Page 11: Water Reabsorption Breakdown

  • Proximal Convoluted Tubules: 65-70% reabsorption, not regulated.

  • Loop of Henle: 20% reabsorption, not regulated.

  • Distal Tubules and Collecting Ducts: 10-15% reabsorption, regulated by ADH (vasopressin) and aldosterone.

Page 12: Proximal Tubule Water Reabsorption

  • Mechanism: Water follows solute reabsorption (mainly sodium).

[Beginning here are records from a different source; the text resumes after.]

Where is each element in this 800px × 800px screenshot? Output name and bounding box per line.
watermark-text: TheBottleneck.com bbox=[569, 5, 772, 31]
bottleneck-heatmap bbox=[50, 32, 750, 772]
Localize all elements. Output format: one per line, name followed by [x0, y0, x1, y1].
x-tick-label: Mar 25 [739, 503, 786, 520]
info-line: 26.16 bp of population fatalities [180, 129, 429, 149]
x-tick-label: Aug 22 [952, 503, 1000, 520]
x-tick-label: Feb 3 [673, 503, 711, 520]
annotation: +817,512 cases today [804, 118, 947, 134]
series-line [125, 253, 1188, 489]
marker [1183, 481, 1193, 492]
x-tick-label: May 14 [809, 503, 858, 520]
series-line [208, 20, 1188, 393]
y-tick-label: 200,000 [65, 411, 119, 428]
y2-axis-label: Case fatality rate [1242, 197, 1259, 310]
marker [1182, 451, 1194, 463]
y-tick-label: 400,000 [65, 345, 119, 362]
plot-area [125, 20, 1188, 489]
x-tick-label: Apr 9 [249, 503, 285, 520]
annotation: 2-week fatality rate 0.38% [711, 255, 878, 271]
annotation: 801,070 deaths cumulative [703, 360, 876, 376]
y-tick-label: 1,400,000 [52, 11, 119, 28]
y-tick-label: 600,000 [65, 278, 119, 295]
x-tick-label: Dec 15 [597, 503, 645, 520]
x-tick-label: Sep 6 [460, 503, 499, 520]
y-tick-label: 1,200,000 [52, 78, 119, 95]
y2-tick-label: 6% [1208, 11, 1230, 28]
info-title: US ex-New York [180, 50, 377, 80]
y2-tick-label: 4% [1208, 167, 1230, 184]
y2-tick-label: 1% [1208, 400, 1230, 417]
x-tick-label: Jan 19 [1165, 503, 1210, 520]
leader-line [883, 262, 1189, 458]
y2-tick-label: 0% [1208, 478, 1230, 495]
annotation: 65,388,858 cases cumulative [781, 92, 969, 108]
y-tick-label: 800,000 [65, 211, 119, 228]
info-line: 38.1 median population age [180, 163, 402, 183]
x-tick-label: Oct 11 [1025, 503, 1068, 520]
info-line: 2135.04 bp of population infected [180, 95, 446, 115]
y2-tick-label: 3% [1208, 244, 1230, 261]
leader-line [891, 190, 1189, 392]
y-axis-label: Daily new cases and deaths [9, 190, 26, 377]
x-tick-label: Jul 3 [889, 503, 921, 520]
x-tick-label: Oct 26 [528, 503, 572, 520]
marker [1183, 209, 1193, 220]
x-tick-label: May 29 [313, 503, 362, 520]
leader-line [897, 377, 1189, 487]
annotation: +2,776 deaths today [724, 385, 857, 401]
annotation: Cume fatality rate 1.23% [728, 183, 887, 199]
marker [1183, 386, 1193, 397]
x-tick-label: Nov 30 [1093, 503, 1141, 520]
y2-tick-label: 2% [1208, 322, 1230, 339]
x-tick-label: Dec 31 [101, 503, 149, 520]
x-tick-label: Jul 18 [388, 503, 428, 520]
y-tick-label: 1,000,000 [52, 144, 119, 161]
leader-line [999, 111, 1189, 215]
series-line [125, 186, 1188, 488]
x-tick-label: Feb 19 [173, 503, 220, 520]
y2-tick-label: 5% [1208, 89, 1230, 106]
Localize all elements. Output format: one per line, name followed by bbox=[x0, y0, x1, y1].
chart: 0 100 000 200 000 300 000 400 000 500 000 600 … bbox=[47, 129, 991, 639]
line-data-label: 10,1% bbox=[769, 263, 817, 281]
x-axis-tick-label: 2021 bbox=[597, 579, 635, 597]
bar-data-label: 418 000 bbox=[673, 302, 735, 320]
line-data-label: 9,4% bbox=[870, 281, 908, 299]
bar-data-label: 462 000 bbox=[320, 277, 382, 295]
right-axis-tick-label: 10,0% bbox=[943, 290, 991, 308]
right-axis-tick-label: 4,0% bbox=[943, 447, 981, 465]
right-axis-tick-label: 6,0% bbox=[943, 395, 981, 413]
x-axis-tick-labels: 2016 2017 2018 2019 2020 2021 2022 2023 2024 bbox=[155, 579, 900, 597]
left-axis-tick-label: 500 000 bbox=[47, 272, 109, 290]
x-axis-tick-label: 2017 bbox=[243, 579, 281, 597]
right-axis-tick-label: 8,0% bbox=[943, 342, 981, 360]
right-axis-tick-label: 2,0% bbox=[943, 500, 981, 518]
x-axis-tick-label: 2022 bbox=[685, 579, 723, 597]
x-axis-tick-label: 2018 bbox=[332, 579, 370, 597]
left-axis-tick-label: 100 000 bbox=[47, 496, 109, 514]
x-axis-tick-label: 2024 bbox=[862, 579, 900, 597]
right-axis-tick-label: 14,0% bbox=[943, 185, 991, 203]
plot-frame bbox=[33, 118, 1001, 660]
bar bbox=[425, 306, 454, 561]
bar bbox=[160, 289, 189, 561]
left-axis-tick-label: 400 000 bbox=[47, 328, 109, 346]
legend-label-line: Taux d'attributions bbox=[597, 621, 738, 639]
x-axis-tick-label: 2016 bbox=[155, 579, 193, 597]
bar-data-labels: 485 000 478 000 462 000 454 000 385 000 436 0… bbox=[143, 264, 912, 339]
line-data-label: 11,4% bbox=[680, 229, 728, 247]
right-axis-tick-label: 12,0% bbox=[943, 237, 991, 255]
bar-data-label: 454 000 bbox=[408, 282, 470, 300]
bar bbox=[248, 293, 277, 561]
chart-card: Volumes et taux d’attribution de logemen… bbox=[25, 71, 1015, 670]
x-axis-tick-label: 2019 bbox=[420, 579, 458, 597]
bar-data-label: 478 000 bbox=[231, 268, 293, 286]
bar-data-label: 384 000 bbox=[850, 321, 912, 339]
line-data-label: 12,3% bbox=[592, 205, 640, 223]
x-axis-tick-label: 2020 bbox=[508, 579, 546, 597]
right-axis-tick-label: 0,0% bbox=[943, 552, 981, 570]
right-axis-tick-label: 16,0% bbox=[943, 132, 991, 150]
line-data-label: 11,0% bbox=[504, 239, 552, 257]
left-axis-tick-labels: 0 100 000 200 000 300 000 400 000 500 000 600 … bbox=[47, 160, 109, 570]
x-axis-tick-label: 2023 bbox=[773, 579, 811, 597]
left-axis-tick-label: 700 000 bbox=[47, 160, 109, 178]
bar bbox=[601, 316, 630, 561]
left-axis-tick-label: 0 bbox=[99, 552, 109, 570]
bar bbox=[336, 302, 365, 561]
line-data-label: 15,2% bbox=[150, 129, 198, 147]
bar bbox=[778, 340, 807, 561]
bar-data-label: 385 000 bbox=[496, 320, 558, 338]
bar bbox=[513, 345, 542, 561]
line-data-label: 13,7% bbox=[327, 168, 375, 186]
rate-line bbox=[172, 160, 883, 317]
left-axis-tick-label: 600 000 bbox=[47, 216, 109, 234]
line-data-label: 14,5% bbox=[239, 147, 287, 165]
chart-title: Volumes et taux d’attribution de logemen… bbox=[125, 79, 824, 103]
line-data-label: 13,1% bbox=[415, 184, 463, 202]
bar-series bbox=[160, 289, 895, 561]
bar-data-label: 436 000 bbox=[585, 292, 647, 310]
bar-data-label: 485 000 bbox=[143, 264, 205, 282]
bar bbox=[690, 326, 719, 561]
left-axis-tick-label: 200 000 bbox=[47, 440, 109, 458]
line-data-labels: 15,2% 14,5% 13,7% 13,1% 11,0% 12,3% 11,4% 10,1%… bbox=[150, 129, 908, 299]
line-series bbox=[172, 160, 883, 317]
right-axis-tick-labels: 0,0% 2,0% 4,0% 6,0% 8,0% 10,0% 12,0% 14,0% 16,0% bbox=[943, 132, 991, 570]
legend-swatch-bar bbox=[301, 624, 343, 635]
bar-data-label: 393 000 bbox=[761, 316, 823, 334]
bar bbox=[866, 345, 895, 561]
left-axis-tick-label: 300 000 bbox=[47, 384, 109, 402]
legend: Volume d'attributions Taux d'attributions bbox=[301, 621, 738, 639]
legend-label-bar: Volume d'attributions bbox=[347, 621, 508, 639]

  • Sodium Transport: Sodium actively transported across the basolateral membrane, creating an osmotic gradient for water.

Page 13: Reabsorption Steps in the Tubule

  • Active Reabsorption: Na+, X, and Y are reabsorbed, increasing osmolarity of peritubular fluid and plasma.

  • Water Reabsorption: Followed by osmosis.

  • Urea Reabsorption: Passive due to permeating solute.

Page 14: Regulation in Distal Tubule and Collecting Duct

  • Na+ Regulation: Controlled by aldosterone in distal tubule influences water reabsorption in the collecting duct.

  • Osmotic Gradient Necessity: Gradient from Loop of Henle is essential for effective reabsorption.

Page 15: Renal Medulla Osmotic Gradient

  • Osmolarity Variation: Interstitial fluid osmolarity varies from cortex to renal pelvis.

  • Gradient Importance: Critical for effective water reabsorption.

Page 16: Countercurrent Multiplier Effect

  • Loop of Henle Structure:

    • Ascending Limb: Impermeable to water; actively transports Na+, Cl–, K+.

    • Descending Limb: Permeable to water; no solute transport.

Page 17: Osmotic Changes During Transport

  • Osmotic Gradient: Established by active transport of ions increasing interstitial osmolarity.

Page 18: Changes in Osmotic Gradient During Water Movement

  • Fluid Changes: As fluid moves, osmotic pressures affect the interstitial environment; influences solute and water transport across membranes.

Page 19: Iso-osmotic States in the Descending Limb

  • Fluid Dynamics: As ions are reabsorbed, osmotic differences influence fluid movement and absorption efficiency.

Page 20: Fluid Transport through Active Mechanisms

  • Active Transport Role: Facilitates movement of ions and water retention in the renal tubules, enhancing the osmotic gradient.

Page 21: Continuous Fluid Dynamics in the Loop of Henle

  • Isosmotic State: Maintains balance as substances move between descending and ascending limbs, optimizing reabsorption.

Page 22: Urea's Contribution to Osmotic Gradient

  • Urea Role: Maintains osmotic gradient; produced by the liver for nitrogen elimination.

  • Urea Transporters: UT-A, UT-B, and UT-C help urea pass through tubular barriers, contributing to the overall osmolarity gradient.

Page 23: Vasa Recta's Role

  • Capillary Arrangement: Prevents diffusion issues, preserving the medullary osmotic gradient.

  • Osmolarity Changes in Vasa Recta: Water and solutes shift as blood moves through descending and ascending limbs, influencing osmotic balance in kidneys.